The High Places III: Hope Scar

After the helter-skelter drive through the snow and ice of early January I decided to wait until the snow had finally gone before returning to the Moor. Luckily my drive to work each day affords a wonderful panorama of the middle valley of the rivers Tees and Greta as they flow beneath the looming heights of Barningham and Scargill Moors and as the winter turned to spring I watched as the snow receded until only the tops stretching away southwards towards Swaledale were capped in white and when the last frosts were a week old memory I set out one bright morning to look for the rock art on Barningham Moor.

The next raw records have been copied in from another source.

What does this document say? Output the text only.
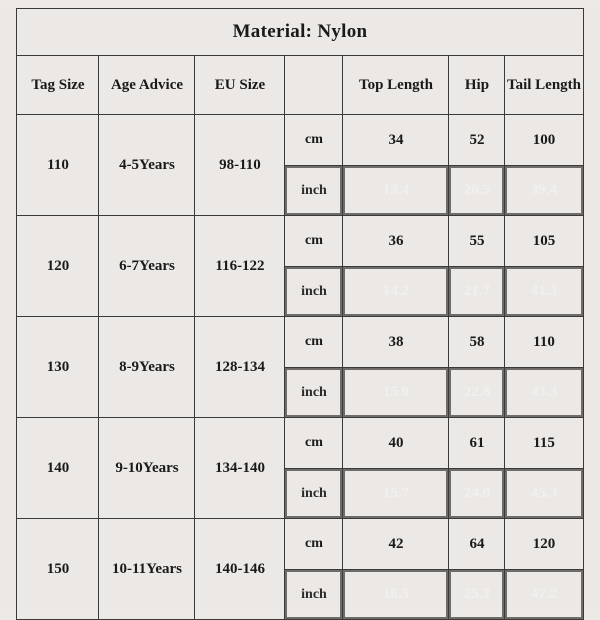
Material: Nylon						
Tag Size	Age Advice	EU Size		Top Length	Hip	Tail Length
110	4-5Years	98-110	cm	34	52	100
			inch	13.4	20.5	39.4
120	6-7Years	116-122	cm	36	55	105
			inch	14.2	21.7	41.3
130	8-9Years	128-134	cm	38	58	110
			inch	15.0	22.8	43.3
140	9-10Years	134-140	cm	40	61	115
			inch	15.7	24.0	45.3
150	10-11Years	140-146	cm	42	64	120
			inch	16.5	25.2	47.2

This time I got to the top of the Stang without any drama, parked just inside the county line and set off eastwards along the ridge. The OS map is now outdated, a wide slice of the top of the forest has been logged out and a grey tangle of stumps and brash has been left in its place. Spruce plantations are not the most picturesque habitats but when the trees have gone what is left is even worse. As I approached the outcrop of Hope Scar I saw that what glamour and mystery could have been lent to the scene by the addition of trees had obviously gone with loggers. The cliffs of pale limestone stood out like old bones against the grey sky, naked and crumbling. I scrambled down the western edge and worked my way along the base, climbing over the felled trees with their browning branches. Rabbits bolted into the forest as I processed along the scar, a pair of meadow pipits flew away piping an alarm but the place was bland and uninviting. There was no wildness here, no mystery and tiring of the dullness and the casually dropped tins of Stella that littered the bottom of the cliffs I started to look for a way back up to the top. I climbed up a grassy chimney between the rocks, looked into deep narrow channels that disappeared back into the hill and got back to the path, looking out to where in the far, far distance the wind turbines along the A68 and the tower blocks of Newcastle stood out on the horizon 50 miles to the north.